Hier ist es ratsam, einmal komplett durchzulüften und anschließend das Fenster zwei bis drei Stunden auf Kipp zu lassen, damit diese „Sorptionsfeuchte“ rausgeht. Solange die Fenster nicht rund um die Uhr gekippt sind, ist der damit verbundene Energieverlust gering. Der Raumtrocknungseffekt dagegen ist deutlich größer als beim dreimaligen Stoßlüften wie Messungen zeigen.
Die Behauptung, dass bei längerem Kipplüften die Wände auskühlen, gilt nur für die Fensterlaibungen. Das ist jedoch unkritisch, da diese Laibungen während des Lüftens auch gleichzeitig deutlich trockener werden. Schimmel in Fensterlaibungen ist in erster Linie ein Wärmebrücken- und kein Kipplüftungsproblem.
Tipp 1: Feuchte Handtücher sollten auch bei Frost nach draußen gehängt werden. Denn kalte Luft ist trockene Luft. Man braucht nur etwas mehr Geduld.
Ein Hygrometer in Kombination mit einem Thermometer hilft, um zu erkennen, ob ein Raum zu feucht ist. Die optimale Luftfeuchte hängt auch von der Bausubstanz und der Dämmung ab.
25 bis 45 % an relativer Luftfeuchte sind in einem ungedämmten Altbau in Ordnung. Bei einem super gedämmten Neubau dürfen es 35 bis 55 % sein. Man muss dabei aber immer die Raumtemperatur mit betrachten, denn kältere Luft kann weniger Feuchte aufnehmen.
Tipp 2: Die Heizung sollte beim Stoßlüften rechtzeitig vorher runtergedreht werden. Denn der Einspareffekt ist am höchsten, wenn das heiße Wasser in den Heizkörpern schon abgekühlt ist.
Schimmel vermeiden und Energie einsparen durch bewusstes Heizen
Die Raumtemperaturen kann man absenken, um Energie einzusparen. Entscheidend sind aber das ausreichende Lüften und die Kontrolle der Feuchtigkeit in den Räumen. Wichtig ist auch, die Türen zwischen unterschiedlich beheizten Räumen geschlossen zu halten, sodass feuchte Luft nicht in kühlere Wohnräume wandert und ein Schimmelproblem verursacht oder verschärft.

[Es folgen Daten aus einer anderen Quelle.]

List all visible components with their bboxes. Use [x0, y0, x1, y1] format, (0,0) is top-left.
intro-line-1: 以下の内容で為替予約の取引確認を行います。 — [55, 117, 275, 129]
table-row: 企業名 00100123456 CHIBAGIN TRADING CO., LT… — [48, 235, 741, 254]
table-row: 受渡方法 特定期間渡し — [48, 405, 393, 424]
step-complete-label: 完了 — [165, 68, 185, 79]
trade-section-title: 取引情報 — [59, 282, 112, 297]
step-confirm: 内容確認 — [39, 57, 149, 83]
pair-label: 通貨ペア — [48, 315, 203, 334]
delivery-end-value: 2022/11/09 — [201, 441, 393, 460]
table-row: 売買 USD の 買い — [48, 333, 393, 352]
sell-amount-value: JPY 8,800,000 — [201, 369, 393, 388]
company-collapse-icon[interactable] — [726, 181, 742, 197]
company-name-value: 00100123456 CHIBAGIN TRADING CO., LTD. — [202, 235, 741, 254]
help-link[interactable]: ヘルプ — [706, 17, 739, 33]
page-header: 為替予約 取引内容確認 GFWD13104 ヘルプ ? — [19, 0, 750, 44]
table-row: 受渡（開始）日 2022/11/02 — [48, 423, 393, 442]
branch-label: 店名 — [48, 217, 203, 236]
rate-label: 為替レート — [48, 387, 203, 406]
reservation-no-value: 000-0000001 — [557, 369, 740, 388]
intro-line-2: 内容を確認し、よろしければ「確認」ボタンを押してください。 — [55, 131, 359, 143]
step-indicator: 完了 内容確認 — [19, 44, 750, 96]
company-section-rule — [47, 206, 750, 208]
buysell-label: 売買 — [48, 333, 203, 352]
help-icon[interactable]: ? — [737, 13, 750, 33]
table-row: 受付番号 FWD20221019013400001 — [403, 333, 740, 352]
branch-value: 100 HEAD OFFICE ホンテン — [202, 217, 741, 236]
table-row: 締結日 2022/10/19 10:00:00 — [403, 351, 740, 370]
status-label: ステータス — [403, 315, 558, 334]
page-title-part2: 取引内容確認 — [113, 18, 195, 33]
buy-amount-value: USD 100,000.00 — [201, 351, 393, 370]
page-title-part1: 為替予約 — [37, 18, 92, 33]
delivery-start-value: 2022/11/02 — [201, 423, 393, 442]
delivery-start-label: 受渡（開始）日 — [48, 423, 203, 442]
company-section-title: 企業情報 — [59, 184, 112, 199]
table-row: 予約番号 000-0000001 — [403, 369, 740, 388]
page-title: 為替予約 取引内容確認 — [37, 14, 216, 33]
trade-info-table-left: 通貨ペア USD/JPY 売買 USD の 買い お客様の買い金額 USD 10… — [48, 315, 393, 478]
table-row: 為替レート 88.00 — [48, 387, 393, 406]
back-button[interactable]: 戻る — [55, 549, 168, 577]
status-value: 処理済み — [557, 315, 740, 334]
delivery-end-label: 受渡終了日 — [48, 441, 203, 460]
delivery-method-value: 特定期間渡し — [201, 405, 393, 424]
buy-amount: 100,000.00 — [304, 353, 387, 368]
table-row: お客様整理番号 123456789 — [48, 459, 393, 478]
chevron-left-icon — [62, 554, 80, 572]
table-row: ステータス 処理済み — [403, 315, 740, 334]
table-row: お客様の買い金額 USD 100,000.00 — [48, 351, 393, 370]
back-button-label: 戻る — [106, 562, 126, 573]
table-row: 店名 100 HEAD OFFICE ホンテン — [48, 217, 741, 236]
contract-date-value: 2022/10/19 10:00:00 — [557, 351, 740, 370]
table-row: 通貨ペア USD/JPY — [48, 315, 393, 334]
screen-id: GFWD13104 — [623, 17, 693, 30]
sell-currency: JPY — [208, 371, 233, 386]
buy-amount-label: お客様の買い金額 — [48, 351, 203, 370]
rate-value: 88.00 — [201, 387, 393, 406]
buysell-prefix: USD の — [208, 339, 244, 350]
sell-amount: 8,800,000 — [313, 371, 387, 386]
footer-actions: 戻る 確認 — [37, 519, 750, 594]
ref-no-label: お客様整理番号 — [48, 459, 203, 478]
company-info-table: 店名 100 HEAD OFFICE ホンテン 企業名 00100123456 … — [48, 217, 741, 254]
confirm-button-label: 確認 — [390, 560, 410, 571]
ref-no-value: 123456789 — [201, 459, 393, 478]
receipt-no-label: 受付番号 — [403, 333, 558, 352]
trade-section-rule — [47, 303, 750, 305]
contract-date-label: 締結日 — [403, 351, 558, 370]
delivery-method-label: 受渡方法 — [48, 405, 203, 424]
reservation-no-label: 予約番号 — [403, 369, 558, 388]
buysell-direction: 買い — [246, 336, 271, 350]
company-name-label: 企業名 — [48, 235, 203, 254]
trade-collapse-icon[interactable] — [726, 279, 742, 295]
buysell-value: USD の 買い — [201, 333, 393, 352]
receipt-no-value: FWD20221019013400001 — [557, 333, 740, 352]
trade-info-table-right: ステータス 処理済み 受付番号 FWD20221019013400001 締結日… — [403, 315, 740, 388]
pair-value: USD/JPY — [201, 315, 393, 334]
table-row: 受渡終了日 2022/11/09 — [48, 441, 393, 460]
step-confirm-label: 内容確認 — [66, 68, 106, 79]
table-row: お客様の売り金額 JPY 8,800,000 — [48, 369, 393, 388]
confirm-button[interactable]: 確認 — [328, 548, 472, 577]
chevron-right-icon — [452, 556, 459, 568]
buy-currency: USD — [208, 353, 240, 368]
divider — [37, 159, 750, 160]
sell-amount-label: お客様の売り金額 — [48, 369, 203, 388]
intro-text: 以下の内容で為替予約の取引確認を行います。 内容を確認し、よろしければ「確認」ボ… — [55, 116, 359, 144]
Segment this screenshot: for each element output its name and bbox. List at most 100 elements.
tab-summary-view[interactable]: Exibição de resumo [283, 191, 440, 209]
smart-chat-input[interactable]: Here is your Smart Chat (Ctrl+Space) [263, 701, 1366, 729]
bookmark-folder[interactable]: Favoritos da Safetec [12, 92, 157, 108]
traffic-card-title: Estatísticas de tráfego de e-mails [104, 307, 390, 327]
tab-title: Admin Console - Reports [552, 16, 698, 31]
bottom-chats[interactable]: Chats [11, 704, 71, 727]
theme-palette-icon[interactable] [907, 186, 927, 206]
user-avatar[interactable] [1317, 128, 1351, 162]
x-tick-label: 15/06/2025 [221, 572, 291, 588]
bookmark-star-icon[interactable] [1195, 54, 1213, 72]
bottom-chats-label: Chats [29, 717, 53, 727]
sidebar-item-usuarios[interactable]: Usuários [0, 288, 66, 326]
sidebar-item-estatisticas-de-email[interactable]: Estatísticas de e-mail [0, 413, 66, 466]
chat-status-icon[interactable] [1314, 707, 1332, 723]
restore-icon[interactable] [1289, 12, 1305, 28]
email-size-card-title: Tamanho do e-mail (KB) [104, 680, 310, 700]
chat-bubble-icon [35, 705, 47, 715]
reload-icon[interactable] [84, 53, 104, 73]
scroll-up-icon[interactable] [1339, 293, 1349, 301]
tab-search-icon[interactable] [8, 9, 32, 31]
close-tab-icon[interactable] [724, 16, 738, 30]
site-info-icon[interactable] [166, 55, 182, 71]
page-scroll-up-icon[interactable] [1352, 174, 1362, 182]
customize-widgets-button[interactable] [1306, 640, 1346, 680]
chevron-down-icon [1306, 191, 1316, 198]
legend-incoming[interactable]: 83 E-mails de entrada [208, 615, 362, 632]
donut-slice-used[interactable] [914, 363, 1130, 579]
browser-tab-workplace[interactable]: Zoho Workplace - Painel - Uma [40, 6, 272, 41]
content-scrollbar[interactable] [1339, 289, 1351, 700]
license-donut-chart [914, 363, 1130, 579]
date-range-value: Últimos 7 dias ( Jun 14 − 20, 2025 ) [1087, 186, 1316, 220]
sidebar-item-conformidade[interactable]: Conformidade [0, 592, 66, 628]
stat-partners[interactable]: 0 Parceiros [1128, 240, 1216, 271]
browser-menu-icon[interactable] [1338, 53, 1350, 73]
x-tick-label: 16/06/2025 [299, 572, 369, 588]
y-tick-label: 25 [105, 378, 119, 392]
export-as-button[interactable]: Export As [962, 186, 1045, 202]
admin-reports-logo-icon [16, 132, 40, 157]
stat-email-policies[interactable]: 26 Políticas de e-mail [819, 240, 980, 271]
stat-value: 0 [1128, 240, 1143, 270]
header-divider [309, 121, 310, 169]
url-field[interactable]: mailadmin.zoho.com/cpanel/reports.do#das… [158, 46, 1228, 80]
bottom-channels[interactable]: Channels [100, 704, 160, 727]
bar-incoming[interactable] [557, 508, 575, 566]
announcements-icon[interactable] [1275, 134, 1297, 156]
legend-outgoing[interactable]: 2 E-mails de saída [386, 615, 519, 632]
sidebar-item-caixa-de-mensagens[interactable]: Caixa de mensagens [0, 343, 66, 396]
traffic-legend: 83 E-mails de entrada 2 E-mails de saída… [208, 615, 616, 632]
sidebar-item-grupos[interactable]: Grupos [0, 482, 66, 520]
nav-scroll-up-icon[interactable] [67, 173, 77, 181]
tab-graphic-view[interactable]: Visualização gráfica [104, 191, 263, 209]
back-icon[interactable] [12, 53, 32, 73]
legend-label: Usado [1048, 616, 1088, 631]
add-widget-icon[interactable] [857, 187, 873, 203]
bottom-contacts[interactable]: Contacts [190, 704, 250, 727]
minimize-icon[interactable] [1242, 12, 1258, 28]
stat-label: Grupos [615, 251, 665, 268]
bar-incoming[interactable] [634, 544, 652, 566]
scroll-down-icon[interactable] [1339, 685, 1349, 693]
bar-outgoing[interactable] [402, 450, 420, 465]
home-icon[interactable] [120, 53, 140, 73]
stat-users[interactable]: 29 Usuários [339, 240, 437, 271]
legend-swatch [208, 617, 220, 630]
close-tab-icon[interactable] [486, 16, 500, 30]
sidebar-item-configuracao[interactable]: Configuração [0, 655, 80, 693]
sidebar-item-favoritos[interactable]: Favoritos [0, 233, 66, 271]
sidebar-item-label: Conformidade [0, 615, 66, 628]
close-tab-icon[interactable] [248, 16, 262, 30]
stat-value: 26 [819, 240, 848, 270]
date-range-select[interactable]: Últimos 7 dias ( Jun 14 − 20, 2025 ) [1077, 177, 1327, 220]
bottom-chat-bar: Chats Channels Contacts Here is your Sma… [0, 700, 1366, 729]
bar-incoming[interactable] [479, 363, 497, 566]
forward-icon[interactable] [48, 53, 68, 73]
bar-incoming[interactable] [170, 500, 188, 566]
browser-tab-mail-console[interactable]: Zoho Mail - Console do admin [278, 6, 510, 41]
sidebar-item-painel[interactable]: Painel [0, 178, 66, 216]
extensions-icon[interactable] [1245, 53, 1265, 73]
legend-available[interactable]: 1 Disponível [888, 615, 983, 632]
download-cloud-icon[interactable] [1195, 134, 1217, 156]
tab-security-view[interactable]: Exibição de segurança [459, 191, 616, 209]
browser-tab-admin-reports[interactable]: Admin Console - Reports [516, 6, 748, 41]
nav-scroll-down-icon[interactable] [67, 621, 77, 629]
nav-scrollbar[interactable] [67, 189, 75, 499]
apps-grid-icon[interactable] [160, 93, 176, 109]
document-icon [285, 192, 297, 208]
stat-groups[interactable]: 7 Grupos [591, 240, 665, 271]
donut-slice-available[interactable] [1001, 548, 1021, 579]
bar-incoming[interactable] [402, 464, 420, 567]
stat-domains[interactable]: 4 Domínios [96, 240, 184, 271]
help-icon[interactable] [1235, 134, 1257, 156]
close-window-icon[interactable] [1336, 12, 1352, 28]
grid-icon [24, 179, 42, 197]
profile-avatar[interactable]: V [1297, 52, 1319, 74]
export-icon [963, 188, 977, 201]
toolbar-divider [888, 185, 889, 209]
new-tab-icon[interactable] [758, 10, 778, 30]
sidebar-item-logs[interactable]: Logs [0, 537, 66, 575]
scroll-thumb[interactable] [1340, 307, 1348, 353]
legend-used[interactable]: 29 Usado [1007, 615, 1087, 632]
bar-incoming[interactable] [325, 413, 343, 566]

Heizkörper sollte man nicht durch Verkleidungen, Möbel oder Vorhänge abdecken. Nur so ist die Leistung des Heizkörpers voll nutzbar und das Thermostatventil kann optimal funktionieren. Für jeden Raum sollte die richtige Temperatur gewählt werden:
- im Wohnzimmer und in der Küche reichen 18 bis 20 °C;
- im Bad sollten es 20 bis 22 °C sein,
- während im Schlafzimmer 18 °C für einen angenehmen Schlaf sorgen.